At first I gawked at this style, but after using it for two months, I’m sticking with it. Using multiple vars have a couple benefits:

  • Easier to add more variables, no need to change any trailing comma or semi-colon.
  • Eliminates unnecessary git commit diffs, where a line has changed only because you changed a trailing semi-colon or comma.
  • Easier to read (IMO). var is a reserved keyword, so it jumps out when syntax highlighted.
  • Eliminates awkward tab spacing underneath the var. It only lines up if your tabs are 4 spaces wide.
  • [Per JFSIII] Helps collaboration, other devs might miss the change of semi-colon and accidentally add a global variable.

If you’re worried about bloating your code with all the superfluous vars, that should be taken care of when using a proper minifier.

isFinite

isFinite() is a top-level function (like isNaN()) that “Evaluates an argument to determine whether it is a finite number.” JFSIII pointed this out to me, debugging my code. I got lazy checking a numeric value was not undefined and had something like this:

// check if value is defined
if ( value ) {
  // do stuff..
}

The problem was that 0 would be a proper value, but it is evaluated as falsey in the above conditional.

!!0
// >> false
isFinite(0)
// >> true

// check if value is numeric
if ( isFinite(value) ) {
  // do stuff
}

isFinite() does not specifically check if the value is a number, as it returns true for booleans.

isFinite('foo')
// >> false
isFinite(function(){})
// >> false
isFinite(true)
// >> true
isFinite(false)
// >> true

.gitconfig colors

Aw yeah, another command-line coloring post!

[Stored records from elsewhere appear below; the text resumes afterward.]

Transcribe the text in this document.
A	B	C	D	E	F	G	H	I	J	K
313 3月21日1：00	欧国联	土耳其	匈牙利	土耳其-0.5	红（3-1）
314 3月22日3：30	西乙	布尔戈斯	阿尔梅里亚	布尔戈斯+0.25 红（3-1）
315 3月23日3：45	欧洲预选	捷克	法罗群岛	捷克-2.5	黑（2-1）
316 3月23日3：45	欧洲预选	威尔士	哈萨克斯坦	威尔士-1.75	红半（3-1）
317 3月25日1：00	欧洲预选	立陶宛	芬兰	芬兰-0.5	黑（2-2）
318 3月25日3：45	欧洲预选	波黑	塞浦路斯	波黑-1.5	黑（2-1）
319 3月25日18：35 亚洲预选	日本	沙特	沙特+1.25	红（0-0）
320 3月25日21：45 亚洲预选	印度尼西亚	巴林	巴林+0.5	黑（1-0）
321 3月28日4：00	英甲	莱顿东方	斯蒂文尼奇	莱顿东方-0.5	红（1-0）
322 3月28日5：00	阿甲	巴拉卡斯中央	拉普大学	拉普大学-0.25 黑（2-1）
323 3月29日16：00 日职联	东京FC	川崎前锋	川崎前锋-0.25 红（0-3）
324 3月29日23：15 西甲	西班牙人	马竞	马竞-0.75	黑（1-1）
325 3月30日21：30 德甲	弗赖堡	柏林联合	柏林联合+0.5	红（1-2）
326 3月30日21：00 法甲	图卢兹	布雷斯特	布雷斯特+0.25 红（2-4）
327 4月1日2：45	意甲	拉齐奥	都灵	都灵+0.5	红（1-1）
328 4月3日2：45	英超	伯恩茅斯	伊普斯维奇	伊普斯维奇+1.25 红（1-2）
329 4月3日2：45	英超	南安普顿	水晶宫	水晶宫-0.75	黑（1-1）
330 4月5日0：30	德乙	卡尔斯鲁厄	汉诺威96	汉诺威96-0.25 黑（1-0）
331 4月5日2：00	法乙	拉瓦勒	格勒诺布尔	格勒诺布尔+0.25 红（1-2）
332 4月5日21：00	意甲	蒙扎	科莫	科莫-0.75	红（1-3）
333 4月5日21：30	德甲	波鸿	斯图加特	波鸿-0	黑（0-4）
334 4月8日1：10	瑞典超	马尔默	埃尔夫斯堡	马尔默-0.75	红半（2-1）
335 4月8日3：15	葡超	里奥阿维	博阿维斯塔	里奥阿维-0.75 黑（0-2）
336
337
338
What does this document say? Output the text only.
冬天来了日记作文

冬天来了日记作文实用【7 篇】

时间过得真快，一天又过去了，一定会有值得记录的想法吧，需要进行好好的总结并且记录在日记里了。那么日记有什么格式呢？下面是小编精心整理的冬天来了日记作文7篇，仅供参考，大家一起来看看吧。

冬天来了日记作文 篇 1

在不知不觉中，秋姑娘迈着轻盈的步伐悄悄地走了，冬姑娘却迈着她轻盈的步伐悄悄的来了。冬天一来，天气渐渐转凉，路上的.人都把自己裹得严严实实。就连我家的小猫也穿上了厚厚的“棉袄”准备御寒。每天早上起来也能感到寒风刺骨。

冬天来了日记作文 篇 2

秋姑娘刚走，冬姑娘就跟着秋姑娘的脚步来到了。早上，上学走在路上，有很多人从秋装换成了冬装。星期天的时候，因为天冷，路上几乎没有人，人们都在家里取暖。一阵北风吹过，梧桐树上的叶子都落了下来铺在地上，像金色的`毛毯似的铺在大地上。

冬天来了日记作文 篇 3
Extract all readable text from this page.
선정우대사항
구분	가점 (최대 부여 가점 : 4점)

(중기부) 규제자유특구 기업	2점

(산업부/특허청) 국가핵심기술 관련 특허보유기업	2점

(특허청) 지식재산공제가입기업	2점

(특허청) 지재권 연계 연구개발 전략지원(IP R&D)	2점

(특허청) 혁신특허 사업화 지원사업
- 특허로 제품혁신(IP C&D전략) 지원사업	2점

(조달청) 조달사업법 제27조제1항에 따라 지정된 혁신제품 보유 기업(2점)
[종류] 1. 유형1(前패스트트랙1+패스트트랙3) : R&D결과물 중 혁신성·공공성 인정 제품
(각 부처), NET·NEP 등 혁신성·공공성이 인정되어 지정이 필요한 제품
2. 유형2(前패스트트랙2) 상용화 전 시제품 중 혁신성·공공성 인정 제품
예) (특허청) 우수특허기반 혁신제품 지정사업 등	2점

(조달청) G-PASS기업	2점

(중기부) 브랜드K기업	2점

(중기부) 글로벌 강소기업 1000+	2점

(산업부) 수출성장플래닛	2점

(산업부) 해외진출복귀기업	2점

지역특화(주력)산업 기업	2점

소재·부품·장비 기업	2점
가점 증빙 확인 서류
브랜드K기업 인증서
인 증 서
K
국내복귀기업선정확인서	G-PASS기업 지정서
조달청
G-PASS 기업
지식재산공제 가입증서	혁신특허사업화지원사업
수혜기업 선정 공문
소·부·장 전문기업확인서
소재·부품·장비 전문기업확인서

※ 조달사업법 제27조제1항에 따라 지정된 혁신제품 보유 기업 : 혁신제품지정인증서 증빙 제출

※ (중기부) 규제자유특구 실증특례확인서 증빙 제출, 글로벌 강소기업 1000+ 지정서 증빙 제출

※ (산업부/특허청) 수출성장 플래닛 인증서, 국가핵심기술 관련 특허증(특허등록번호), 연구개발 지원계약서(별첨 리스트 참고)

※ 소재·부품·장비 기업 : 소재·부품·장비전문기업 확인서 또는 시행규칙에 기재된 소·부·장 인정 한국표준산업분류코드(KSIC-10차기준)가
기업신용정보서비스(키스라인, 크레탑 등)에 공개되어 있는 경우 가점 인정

John Schulz pointed me to this git cheat sheat (via Rebecca Murphey). Right up front it provides the settings in ~/.gitconfig to color git command output like git diff, git status, and git branch. Here’s what I’m rocking:

[core]
  quotepath = false
  whitespace=fix,-indent-with-non-tab,trailing-space,cr-at-eol
[color]
  ui = true
[color "branch"]
  current = yellow black
  local = yellow
  remote = magenta
[color "diff"]
  meta = yellow bold
  frag = magenta bold
  old = red reverse
  new = green reverse
  whitespace = white reverse
[color "status"]
  added = yellow
  changed = green
  untracked = cyan reverse
  branch = magenta

Which looks like:

color git commands

Math.SQRT2

The Math object has a constant for the square root of 2 AND half root 2

Math.SQRT2
// 1.4142135623730951
Math.SQRT1_2
// 0.7071067811865476

via John Schulz

toDataURL & drawImage are totally cool

John Schulz continues to do my job for me.

@desandro re: [putImageData is a complete jerk] I don’t know if this has been suggested already, but use drawImage instead [http://jsfiddle.net/JFSIII/Ga5jf/]

John Schulz

The thing pulling it all together is converting the canvas into a data URL and using that as an image:

var img = new Image();
img.src = canvas2.toDataURL('image/png');
ctx2.drawImage(img, 30, 10);

Gonna have to give him a back rub one of these days.